The problem with the small patient basis for establishing meaningful use is conspicuous with physician practices according to GAO, which provided a chart indicating that roughly 41% of practices base their meaningful use qualifications on a relatively small number of patients, but hospitals beat doctors handily in this measure, with nearly 87% basing their reports on a small sample of patients.

GAO also noted that the regulations for drawing grants through the program allow Medicare providers to opt out of one measure, but that providers must demonstrate that the measure in question is "not relevant to their patients or practices." The body of the report notes that roughly 72% of doctors claimed one exemption from the meaningful use set of measures, while nearly 80% of hospitals exercised the option. The document states that about 66% of the nearly 9,600 physicians described as generalists claimed an exemption, but that specialists were more likely to opt out of at least one measure. According to GAO, each of the 14 dentists in the program claimed at least one exemption, while 99% of chiropractors did so.

Rural hospitals were somewhat more likely than their urban counterparts to claim at least one exemption (81% to 78.8%), but 78.8% of government-owned hospitals claimed exemption from at least one measure whereas 78.1% of non-profit hospitals did so. Both were beat handily by "proprietary" hospitals, 84.6% of which took an exemption.

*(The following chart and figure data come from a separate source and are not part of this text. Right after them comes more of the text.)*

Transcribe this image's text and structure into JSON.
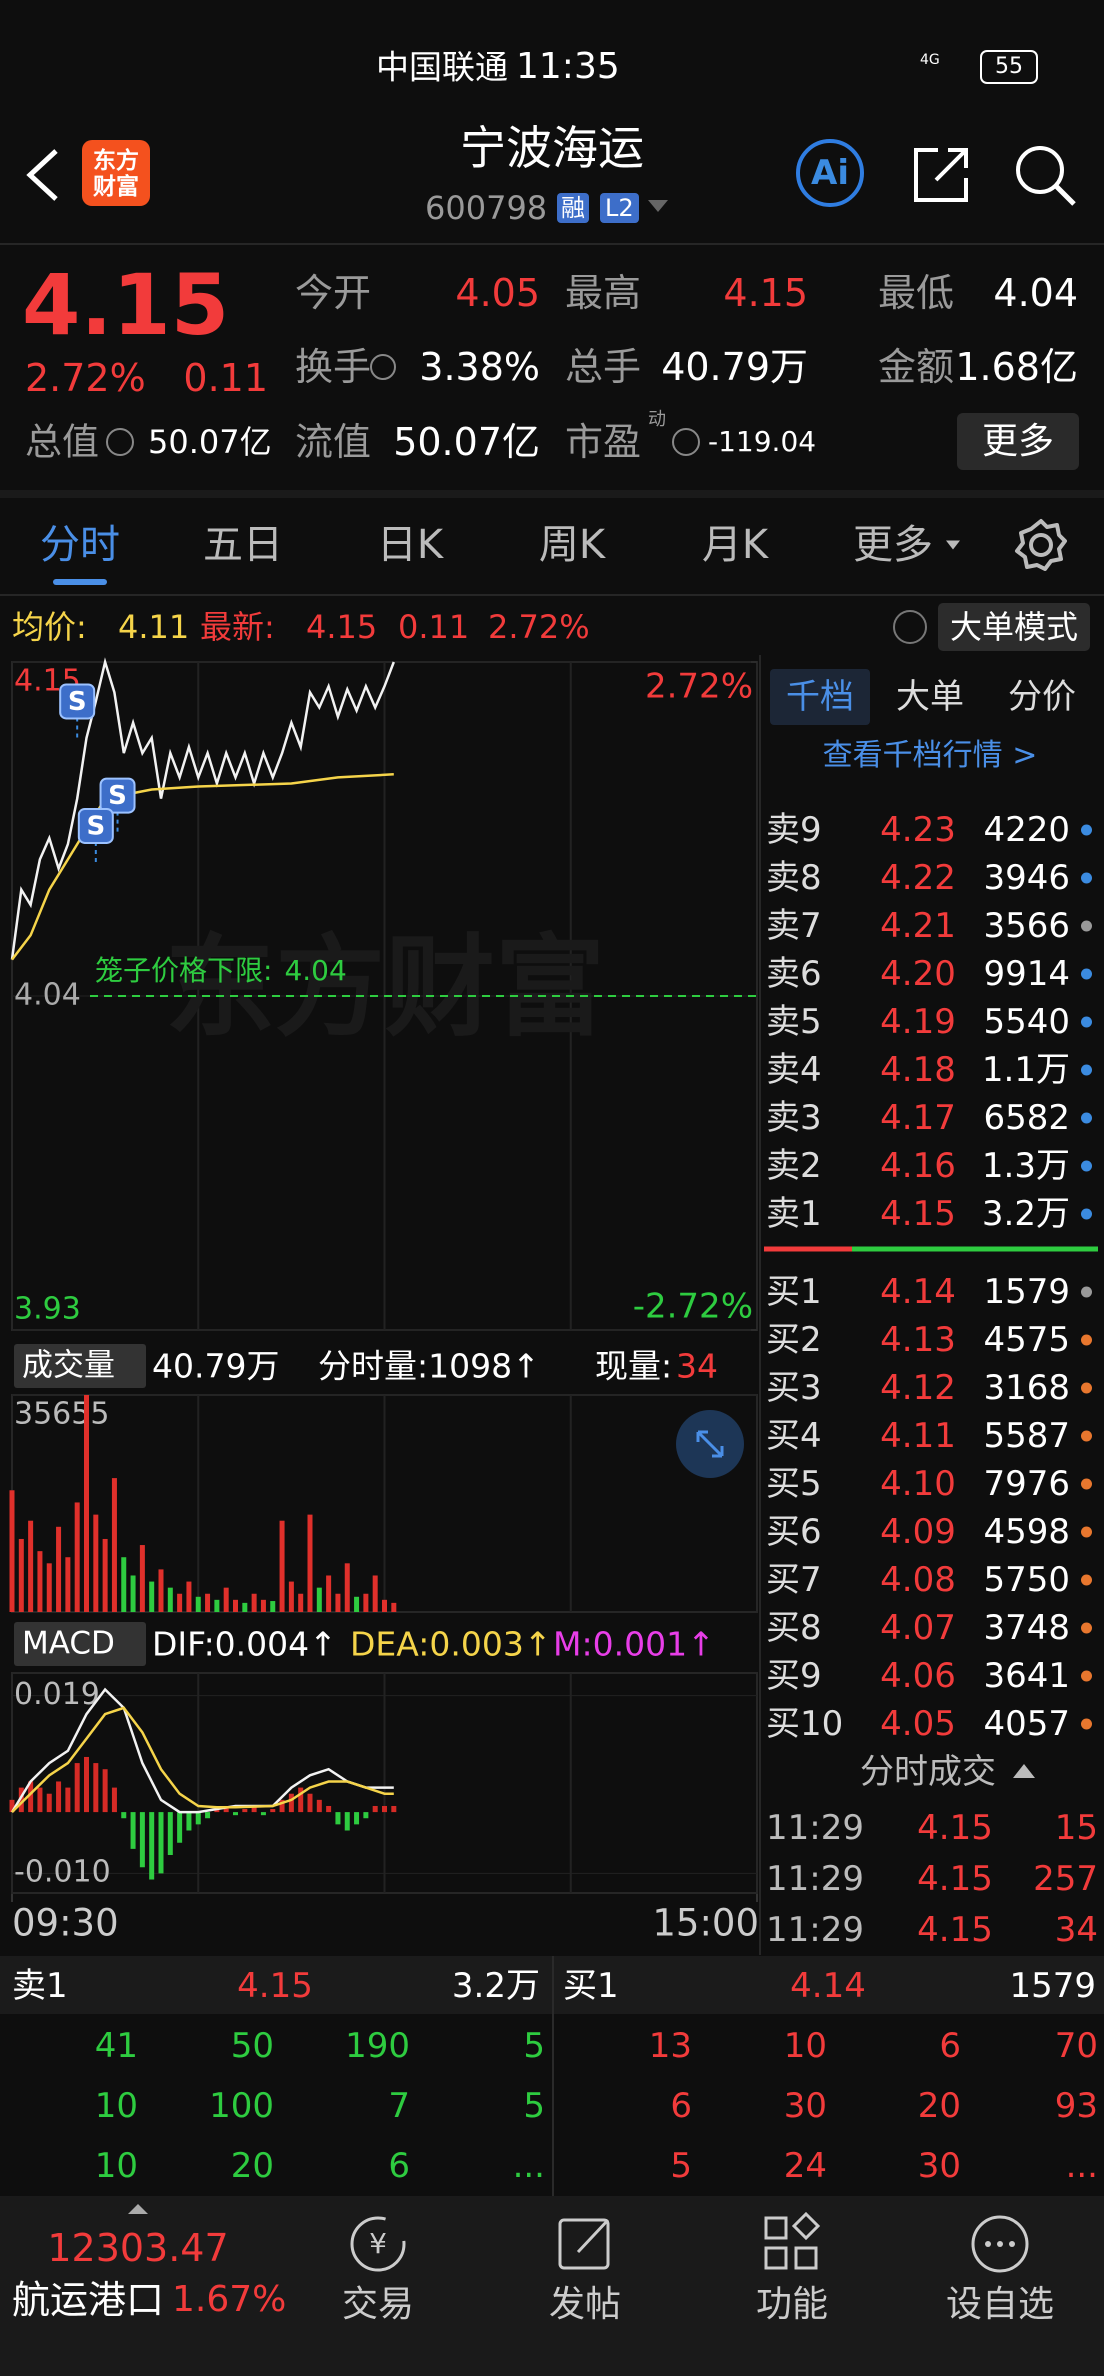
{
  "status_bar": {
    "carrier": "中国联通",
    "time": "11:35",
    "network": "4G",
    "battery": "55"
  },
  "header": {
    "logo": "东方财富",
    "title": "宁波海运",
    "code": "600798",
    "badges": [
      "融",
      "L2"
    ],
    "ai": "Ai"
  },
  "quote": {
    "price": "4.15",
    "change_pct": "2.72%",
    "change": "0.11",
    "fields": [
      {
        "label": "今开",
        "value": "4.05",
        "color": "#f23b3b"
      },
      {
        "label": "最高",
        "value": "4.15",
        "color": "#f23b3b"
      },
      {
        "label": "最低",
        "value": "4.04",
        "color": "#ffffff"
      },
      {
        "label": "换手",
        "value": "3.38%",
        "color": "#ffffff"
      },
      {
        "label": "总手",
        "value": "40.79万",
        "color": "#ffffff"
      },
      {
        "label": "金额",
        "value": "1.68亿",
        "color": "#ffffff"
      }
    ],
    "total_value": {
      "label": "总值",
      "value": "50.07亿"
    },
    "float_value": {
      "label": "流值",
      "value": "50.07亿"
    },
    "pe": {
      "label": "市盈",
      "sup": "动",
      "value": "-119.04"
    },
    "more": "更多"
  },
  "tabs": {
    "items": [
      "分时",
      "五日",
      "日K",
      "周K",
      "月K",
      "更多"
    ],
    "active": 0
  },
  "info_bar": {
    "avg_label": "均价:",
    "avg": "4.11",
    "last_label": "最新:",
    "last": "4.15",
    "change": "0.11",
    "change_pct": "2.72%",
    "mode": "大单模式"
  },
  "chart_data": [
    {
      "type": "line",
      "xlim": [
        0,
        240
      ],
      "xticks": [
        {
          "value": 0,
          "label": "09:30"
        },
        {
          "value": 240,
          "label": "15:00"
        }
      ],
      "ylim": [
        3.93,
        4.15
      ],
      "yticks": [
        3.93,
        4.04,
        4.15
      ],
      "y2lim": [
        -2.72,
        2.72
      ],
      "y2ticks": [
        {
          "value": -2.72,
          "label": "-2.72%"
        },
        {
          "value": 2.72,
          "label": "2.72%"
        }
      ],
      "guide": {
        "label": "笼子价格下限:",
        "value": 4.04,
        "color": "#2ecc40"
      },
      "watermark": "东方财富",
      "series": [
        {
          "color": "#f2f2f2",
          "x": [
            0,
            3,
            6,
            9,
            12,
            15,
            18,
            21,
            24,
            27,
            30,
            33,
            36,
            39,
            42,
            45,
            48,
            51,
            54,
            57,
            60,
            63,
            66,
            69,
            72,
            75,
            78,
            81,
            84,
            87,
            90,
            93,
            96,
            99,
            102,
            105,
            108,
            111,
            114,
            117,
            120,
            123
          ],
          "values": [
            4.052,
            4.075,
            4.07,
            4.085,
            4.092,
            4.082,
            4.09,
            4.105,
            4.125,
            4.137,
            4.15,
            4.14,
            4.12,
            4.13,
            4.12,
            4.125,
            4.105,
            4.12,
            4.112,
            4.122,
            4.112,
            4.12,
            4.11,
            4.12,
            4.112,
            4.12,
            4.11,
            4.12,
            4.112,
            4.12,
            4.13,
            4.122,
            4.14,
            4.135,
            4.142,
            4.132,
            4.141,
            4.134,
            4.142,
            4.135,
            4.142,
            4.15
          ]
        },
        {
          "color": "#f5d44a",
          "x": [
            0,
            6,
            12,
            18,
            24,
            30,
            45,
            60,
            90,
            105,
            123
          ],
          "values": [
            4.052,
            4.06,
            4.075,
            4.085,
            4.095,
            4.105,
            4.108,
            4.109,
            4.11,
            4.112,
            4.113
          ]
        }
      ],
      "trade_marks": [
        {
          "label": "S",
          "x": 21,
          "value": 4.137
        },
        {
          "label": "S",
          "x": 34,
          "value": 4.106
        },
        {
          "label": "S",
          "x": 27,
          "value": 4.096
        }
      ]
    },
    {
      "type": "bar",
      "header": {
        "selector": "成交量",
        "total": "40.79万",
        "minute": "分时量:1098↑",
        "current_label": "现量:",
        "current": "34"
      },
      "xlim": [
        0,
        240
      ],
      "ylim": [
        0,
        35655
      ],
      "yticks": [
        35655
      ],
      "x": [
        0,
        3,
        6,
        9,
        12,
        15,
        18,
        21,
        24,
        27,
        30,
        33,
        36,
        39,
        42,
        45,
        48,
        51,
        54,
        57,
        60,
        63,
        66,
        69,
        72,
        75,
        78,
        81,
        84,
        87,
        90,
        93,
        96,
        99,
        102,
        105,
        108,
        111,
        114,
        117,
        120,
        123
      ],
      "values": [
        20000,
        12000,
        15000,
        10000,
        8000,
        14000,
        9000,
        18000,
        35655,
        16000,
        12000,
        22000,
        9000,
        6000,
        11000,
        5000,
        7000,
        4000,
        3000,
        5000,
        2500,
        3000,
        2000,
        4000,
        2000,
        1500,
        3000,
        2000,
        1800,
        15000,
        5000,
        3000,
        16000,
        4000,
        6000,
        3000,
        8000,
        2500,
        3000,
        6000,
        2000,
        1500
      ],
      "colors": [
        "#e0302b",
        "#e0302b",
        "#e0302b",
        "#e0302b",
        "#e0302b",
        "#e0302b",
        "#e0302b",
        "#e0302b",
        "#e0302b",
        "#e0302b",
        "#e0302b",
        "#e0302b",
        "#2ecc40",
        "#2ecc40",
        "#e0302b",
        "#2ecc40",
        "#e0302b",
        "#2ecc40",
        "#e0302b",
        "#e0302b",
        "#2ecc40",
        "#e0302b",
        "#2ecc40",
        "#e0302b",
        "#e0302b",
        "#2ecc40",
        "#e0302b",
        "#e0302b",
        "#2ecc40",
        "#e0302b",
        "#e0302b",
        "#e0302b",
        "#e0302b",
        "#2ecc40",
        "#e0302b",
        "#e0302b",
        "#e0302b",
        "#2ecc40",
        "#e0302b",
        "#e0302b",
        "#e0302b",
        "#e0302b"
      ]
    },
    {
      "type": "macd",
      "header": {
        "selector": "MACD",
        "dif": "DIF:0.004↑",
        "dea": "DEA:0.003↑",
        "m": "M:0.001↑"
      },
      "xlim": [
        0,
        240
      ],
      "ylim": [
        -0.0132,
        0.0227
      ],
      "yticks": [
        0.019,
        {
          "value": -0.01,
          "label": "-0.010"
        }
      ],
      "lines": [
        {
          "color": "#f2f2f2",
          "x": [
            0,
            6,
            12,
            18,
            24,
            30,
            36,
            42,
            48,
            54,
            60,
            66,
            72,
            78,
            84,
            90,
            96,
            102,
            108,
            114,
            120,
            123
          ],
          "values": [
            0,
            0.005,
            0.008,
            0.01,
            0.016,
            0.02,
            0.017,
            0.008,
            0.002,
            0,
            0,
            0.0005,
            0.001,
            0.001,
            0.001,
            0.004,
            0.006,
            0.007,
            0.005,
            0.004,
            0.004,
            0.004
          ]
        },
        {
          "color": "#f5d44a",
          "x": [
            0,
            6,
            12,
            18,
            24,
            30,
            36,
            42,
            48,
            54,
            60,
            66,
            72,
            78,
            84,
            90,
            96,
            102,
            108,
            114,
            120,
            123
          ],
          "values": [
            0,
            0.003,
            0.006,
            0.008,
            0.012,
            0.016,
            0.017,
            0.013,
            0.007,
            0.003,
            0.001,
            0.0008,
            0.0008,
            0.0009,
            0.001,
            0.002,
            0.004,
            0.005,
            0.005,
            0.004,
            0.003,
            0.003
          ]
        }
      ],
      "histogram": {
        "up_color": "#d62b26",
        "down_color": "#2ecc40",
        "x": [
          0,
          3,
          6,
          9,
          12,
          15,
          18,
          21,
          24,
          27,
          30,
          33,
          36,
          39,
          42,
          45,
          48,
          51,
          54,
          57,
          60,
          63,
          66,
          69,
          72,
          75,
          78,
          81,
          84,
          87,
          90,
          93,
          96,
          99,
          102,
          105,
          108,
          111,
          114,
          117,
          120,
          123
        ],
        "values": [
          0.002,
          0.004,
          0.005,
          0.004,
          0.003,
          0.005,
          0.004,
          0.008,
          0.009,
          0.008,
          0.007,
          0.004,
          -0.001,
          -0.006,
          -0.009,
          -0.011,
          -0.01,
          -0.007,
          -0.005,
          -0.003,
          -0.002,
          -0.001,
          0.0005,
          0.001,
          -0.0005,
          0.0005,
          0.001,
          -0.0005,
          0.0005,
          0.002,
          0.003,
          0.004,
          0.003,
          0.002,
          0.001,
          -0.002,
          -0.003,
          -0.002,
          -0.001,
          0.001,
          0.001,
          0.001
        ]
      }
    }
  ],
  "order_book": {
    "tabs": [
      "千档",
      "大单",
      "分价"
    ],
    "active": 0,
    "link": "查看千档行情 >",
    "asks": [
      {
        "label": "卖9",
        "price": "4.23",
        "volume": "4220",
        "dot": "#3b8be0"
      },
      {
        "label": "卖8",
        "price": "4.22",
        "volume": "3946",
        "dot": "#3b8be0"
      },
      {
        "label": "卖7",
        "price": "4.21",
        "volume": "3566",
        "dot": "#9a9a9a"
      },
      {
        "label": "卖6",
        "price": "4.20",
        "volume": "9914",
        "dot": "#3b8be0"
      },
      {
        "label": "卖5",
        "price": "4.19",
        "volume": "5540",
        "dot": "#3b8be0"
      },
      {
        "label": "卖4",
        "price": "4.18",
        "volume": "1.1万",
        "dot": "#3b8be0"
      },
      {
        "label": "卖3",
        "price": "4.17",
        "volume": "6582",
        "dot": "#3b8be0"
      },
      {
        "label": "卖2",
        "price": "4.16",
        "volume": "1.3万",
        "dot": "#3b8be0"
      },
      {
        "label": "卖1",
        "price": "4.15",
        "volume": "3.2万",
        "dot": "#3b8be0"
      }
    ],
    "bids": [
      {
        "label": "买1",
        "price": "4.14",
        "volume": "1579",
        "dot": "#9a9a9a"
      },
      {
        "label": "买2",
        "price": "4.13",
        "volume": "4575",
        "dot": "#e8772e"
      },
      {
        "label": "买3",
        "price": "4.12",
        "volume": "3168",
        "dot": "#e8772e"
      },
      {
        "label": "买4",
        "price": "4.11",
        "volume": "5587",
        "dot": "#e8772e"
      },
      {
        "label": "买5",
        "price": "4.10",
        "volume": "7976",
        "dot": "#e8772e"
      },
      {
        "label": "买6",
        "price": "4.09",
        "volume": "4598",
        "dot": "#e8772e"
      },
      {
        "label": "买7",
        "price": "4.08",
        "volume": "5750",
        "dot": "#e8772e"
      },
      {
        "label": "买8",
        "price": "4.07",
        "volume": "3748",
        "dot": "#e8772e"
      },
      {
        "label": "买9",
        "price": "4.06",
        "volume": "3641",
        "dot": "#e8772e"
      },
      {
        "label": "买10",
        "price": "4.05",
        "volume": "4057",
        "dot": "#e8772e"
      }
    ],
    "trades_title": "分时成交",
    "trades": [
      {
        "time": "11:29",
        "price": "4.15",
        "volume": "15"
      },
      {
        "time": "11:29",
        "price": "4.15",
        "volume": "257"
      },
      {
        "time": "11:29",
        "price": "4.15",
        "volume": "34"
      }
    ]
  },
  "level1": {
    "ask": {
      "label": "卖1",
      "price": "4.15",
      "volume": "3.2万",
      "queue": [
        [
          "41",
          "50",
          "190",
          "5"
        ],
        [
          "10",
          "100",
          "7",
          "5"
        ],
        [
          "10",
          "20",
          "6",
          "..."
        ]
      ]
    },
    "bid": {
      "label": "买1",
      "price": "4.14",
      "volume": "1579",
      "queue": [
        [
          "13",
          "10",
          "6",
          "70"
        ],
        [
          "6",
          "30",
          "20",
          "93"
        ],
        [
          "5",
          "24",
          "30",
          "..."
        ]
      ]
    }
  },
  "index": {
    "value": "12303.47",
    "name": "航运港口",
    "change": "1.67%"
  },
  "nav": [
    "交易",
    "发帖",
    "功能",
    "设自选"
  ]
}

GAO had four recommendations for CMS, including that the latter establish "time frames for expeditiously implementing" an evaluation of the audit strategy for the Medicare part of the program, but GAO also urged CMS to rethink its approach to deciding when to verify a Medicare provider's compliance prior to making payments. CMS is said to have agreed to both these suggestions, as well as the suggestion to "collect the additional information from Medicare providers during attestation that CMS suggested states collect from Medicaid providers." However, CMS was not willing to go along with the proposal to offer states the option of having CMS collect meaningful use attestations from Medicaid providers.

CMS's objections to the last recommendation centered around the notion that the states do not have very high hurdles to overcome where attestation is concerned, principally because CMS lent the states a helping hand in designing attestation tools and because the agency had "approved designs developed by vendors that the states can use" for attestation. CMS is also said to be of the view that providers would have to provide data to multiple authorities should the agency get into Medicaid attestation, and that the additional requirements could "result in confusion and payment delays."